Onderwerp: Bezoek-historie

RSJ 08/1873/GV, 29 augustus 2008, beroep
Uitspraakdatum:29-08-2008

Dit onderwerp bevat de volgende rubrieken.

Uitspraak

nummer: 08/1873/GV

betreft: [klager] datum: 29 augustus 2008

De beroepscommissie als bedoeld in artikel 73, eerste lid, van de Penitentiaire beginselenwet (Pbw) heeft kennisgenomen van een bij het secretariaat van de Raad ingekomen beroepschrift van

[...], verder te noemen klager,

gericht tegen een op 23 juli 2008 genomen beslissing van de Staatssecretaris van Justitie (de Staatssecretaris),

alsmede van de onderliggende stukken.

De beroepscommissie heeft de Staatssecretaris in de gelegenheid gesteld schriftelijk te reageren op het beroep en klager om het beroep schriftelijk toe te lichten.

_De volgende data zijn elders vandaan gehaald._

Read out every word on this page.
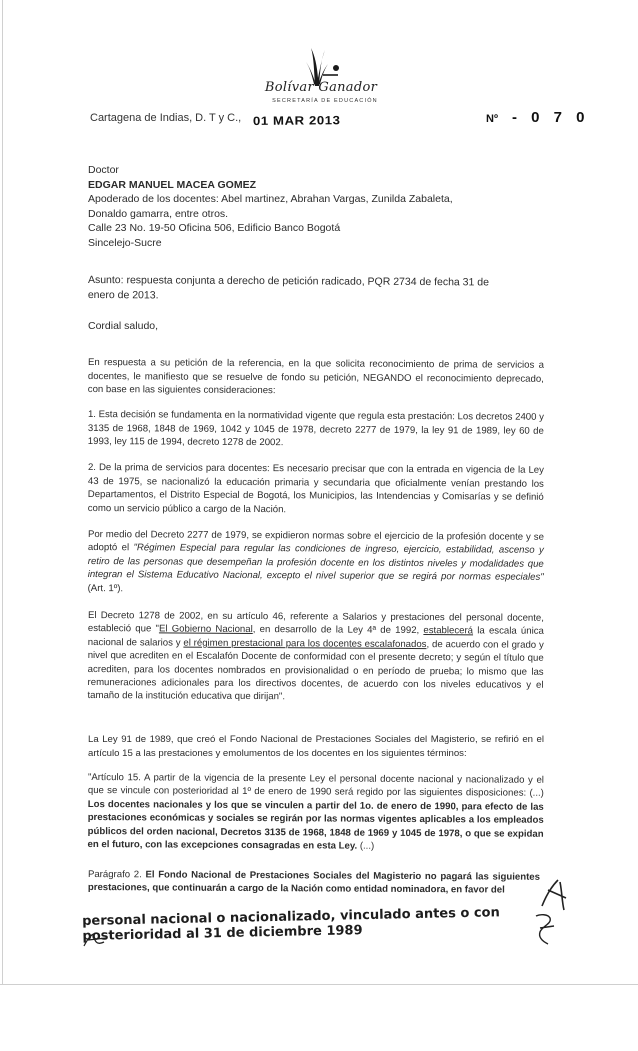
Bolívar Ganador
SECRETARÍA DE EDUCACIÓN
Cartagena de Indias, D. T y C., 01 MAR 2013	Nº - 0 7 0
Doctor
EDGAR MANUEL MACEA GOMEZ
Apoderado de los docentes: Abel martinez, Abrahan Vargas, Zunilda Zabaleta,
Donaldo gamarra, entre otros.
Calle 23 No. 19-50 Oficina 506, Edificio Banco Bogotá
Sincelejo-Sucre
Asunto: respuesta conjunta a derecho de petición radicado, PQR 2734 de fecha 31 de
enero de 2013.
Cordial saludo,
En respuesta a su petición de la referencia, en la que solicita reconocimiento de prima de servicios a docentes, le manifiesto que se resuelve de fondo su petición, NEGANDO el reconocimiento deprecado, con base en las siguientes consideraciones:
1. Esta decisión se fundamenta en la normatividad vigente que regula esta prestación: Los decretos 2400 y 3135 de 1968, 1848 de 1969, 1042 y 1045 de 1978, decreto 2277 de 1979, la ley 91 de 1989, ley 60 de 1993, ley 115 de 1994, decreto 1278 de 2002.
2. De la prima de servicios para docentes: Es necesario precisar que con la entrada en vigencia de la Ley 43 de 1975, se nacionalizó la educación primaria y secundaria que oficialmente venían prestando los Departamentos, el Distrito Especial de Bogotá, los Municipios, las Intendencias y Comisarías y se definió como un servicio público a cargo de la Nación.
Por medio del Decreto 2277 de 1979, se expidieron normas sobre el ejercicio de la profesión docente y se adoptó el "Régimen Especial para regular las condiciones de ingreso, ejercicio, estabilidad, ascenso y retiro de las personas que desempeñan la profesión docente en los distintos niveles y modalidades que integran el Sistema Educativo Nacional, excepto el nivel superior que se regirá por normas especiales" (Art. 1º).
El Decreto 1278 de 2002, en su artículo 46, referente a Salarios y prestaciones del personal docente, estableció que "El Gobierno Nacional, en desarrollo de la Ley 4ª de 1992, establecerá la escala única nacional de salarios y el régimen prestacional para los docentes escalafonados, de acuerdo con el grado y nivel que acrediten en el Escalafón Docente de conformidad con el presente decreto; y según el título que acrediten, para los docentes nombrados en provisionalidad o en período de prueba; lo mismo que las remuneraciones adicionales para los directivos docentes, de acuerdo con los niveles educativos y el tamaño de la institución educativa que dirijan".
La Ley 91 de 1989, que creó el Fondo Nacional de Prestaciones Sociales del Magisterio, se refirió en el artículo 15 a las prestaciones y emolumentos de los docentes en los siguientes términos:
"Artículo 15. A partir de la vigencia de la presente Ley el personal docente nacional y nacionalizado y el que se vincule con posterioridad al 1º de enero de 1990 será regido por las siguientes disposiciones: (...) Los docentes nacionales y los que se vinculen a partir del 1o. de enero de 1990, para efecto de las prestaciones económicas y sociales se regirán por las normas vigentes aplicables a los empleados públicos del orden nacional, Decretos 3135 de 1968, 1848 de 1969 y 1045 de 1978, o que se expidan en el futuro, con las excepciones consagradas en esta Ley. (...)
Parágrafo 2. El Fondo Nacional de Prestaciones Sociales del Magisterio no pagará las siguientes prestaciones, que continuarán a cargo de la Nación como entidad nominadora, en favor del
personal nacional o nacionalizado, vinculado antes o con posterioridad al 31 de diciembre 1989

Op grond van haar onderzoek overweegt en beslist de beroepscommissie als volgt.

1. De inhoud van de bestreden beslissing
De Staatssecretaris heeft klagers verzoek tot het tijdelijk verlaten van de inrichting in het kader van algemeen verlof afgewezen.

2. De standpunten
Klager heeft het beroep als volgt toegelicht. Hij wil graag met verlof om enkele privé-zaken te regelen, zoals bankzaken voor hemzelf en voor zijn kinderen. Ook wil klager uitzoeken waar zijn spullen zijn opgeslagen sinds zijn uithuiszetting. Tot slot
wil hij een afspraak maken met zijn gezinsvoogd over zijn kinderen.

Namens de Staatssecretaris is de bestreden beslissing als volgt toegelicht.
Op basis van de negatieve adviezen van het Openbaar Ministerie, de politie, de trajectbegeleiding en de inrichting is besloten klager geen verlof te verlenen. Dat klager binnen de inrichting positief gedrag vertoont, is ontoereikend voor het verlenen
van verlof.

Op klagers verlofaanvraag zijn de volgende adviezen uitgebracht.
De directeur van de gevangenis De Schie heeft, ondanks klagers positieve gedrag, negatief geadviseerd vanwege de overige negatieve adviezen ten aanzien van de verlofaanvraag.
De Advocaat-Generaal bij het ressortparket te Amsterdam heeft aangegeven bezwaar te hebben tegen verlening van verlof gelet op de aard van het delict en de mogelijkheid van slachtofferconfrontatie.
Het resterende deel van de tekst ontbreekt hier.